Thursday, September 5, 2013

Bank of England maintains QE target, bank rate

    The Bank of England (BOE) maintained its target for asset purchases of 375 billion pounds and its bank rate at 0.5 percent, as widely expected.
     In a brief statement following a meeting of the BOE's monetary policy committee, the U.K. central bank also said it had agreed to reinvest 1.9 billion of cash flows associated with the redemption of the September 2013 gilt - the British name for a UK government bond.
    Last month the BOE introduced its so-called forward guidance under which it pledged to maintain the bank rate at 0.5 percent and not reduce its target for asset purchases - known as quantitative easing - at least until the UK unemployment rate declines to 7.0 percent.
    Since then, the BOE's new governor, Mark Carney, has stressed that the BOE may provide more monetary stimulus if financial markets get ahead of themselves and raise market rates as this could threaten the tepid recovery.
    The rise in market rates has come against a backdrop of improving economic data and a perception that the BOE may tolerate higher inflation under its new policy of forward guidance. The BOE targets inflation of 2.0 percent but projections that it would rise above 2.5 percent, or that inflation expectations become unhinged, would "knock out" the 7.0 percent unemployment threshold.

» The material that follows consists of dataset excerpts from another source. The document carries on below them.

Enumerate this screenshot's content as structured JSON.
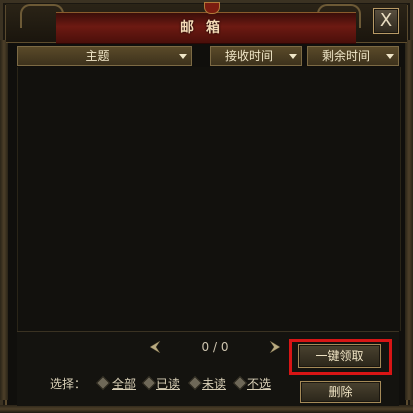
{
  "window": {
    "title": "邮箱",
    "close_label": "X"
  },
  "columns": {
    "subject": "主题",
    "received_time": "接收时间",
    "remaining_time": "剩余时间"
  },
  "mail_list": [],
  "pager": {
    "text": "0 / 0"
  },
  "buttons": {
    "collect_all": "一键领取",
    "delete": "删除"
  },
  "filter": {
    "label": "选择：",
    "options": [
      "全部",
      "已读",
      "未读",
      "不选"
    ]
  },
  "colors": {
    "highlight": "#d81515",
    "title_plate": "#6d1a12",
    "header": "#5a4a29"
  }
}
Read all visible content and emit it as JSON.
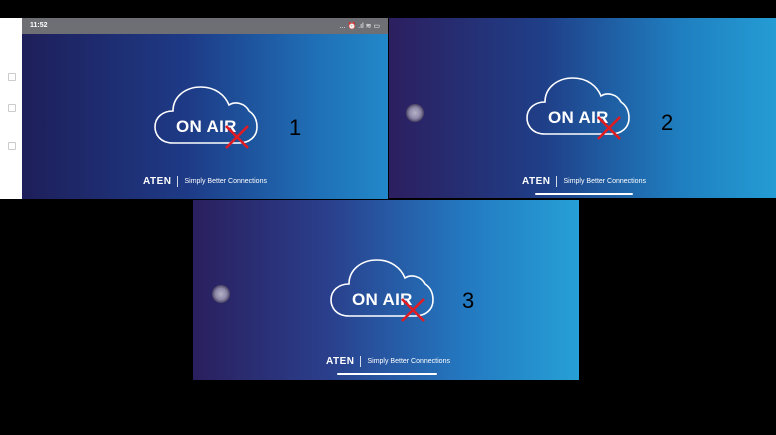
{
  "panels": [
    {
      "number": "1",
      "on_air": "ON AIR",
      "brand_logo": "ATEN",
      "brand_tagline": "Simply Better Connections",
      "status_time": "11:52",
      "status_icons": "... ⏰ .ıl ≋ ▭"
    },
    {
      "number": "2",
      "on_air": "ON AIR",
      "brand_logo": "ATEN",
      "brand_tagline": "Simply Better Connections"
    },
    {
      "number": "3",
      "on_air": "ON AIR",
      "brand_logo": "ATEN",
      "brand_tagline": "Simply Better Connections"
    }
  ],
  "colors": {
    "x_mark": "#e11b22",
    "gradient_start": "#1e1f5a",
    "gradient_end": "#26a0d6"
  },
  "icons": [
    "cloud-icon",
    "x-mark-icon",
    "floating-dot-icon"
  ]
}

   The UK unemployment rate has been steady around 7.8 percent for the last 10 months but the number of new claims for unemployment has been falling for the last nine months.
    The UK Gross Domestic Product expanded by 0.7 percent in the second quarter from the first for annual growth of 1.5 percent, up from 0.3 percent in the first quarter.
    Despite the relative high unemployment rate, inflation in the UK has been sticky, only falling to 2.8 percent in July from 2.9 percent in June, largely steady in the last 10 months.
    The BOE has held its bank rate at 0.5 percent since March 2009 when it also introduced the asset purchase scheme, which has been expanded on several occasions, most recently by 50 billion pounds in July 2012.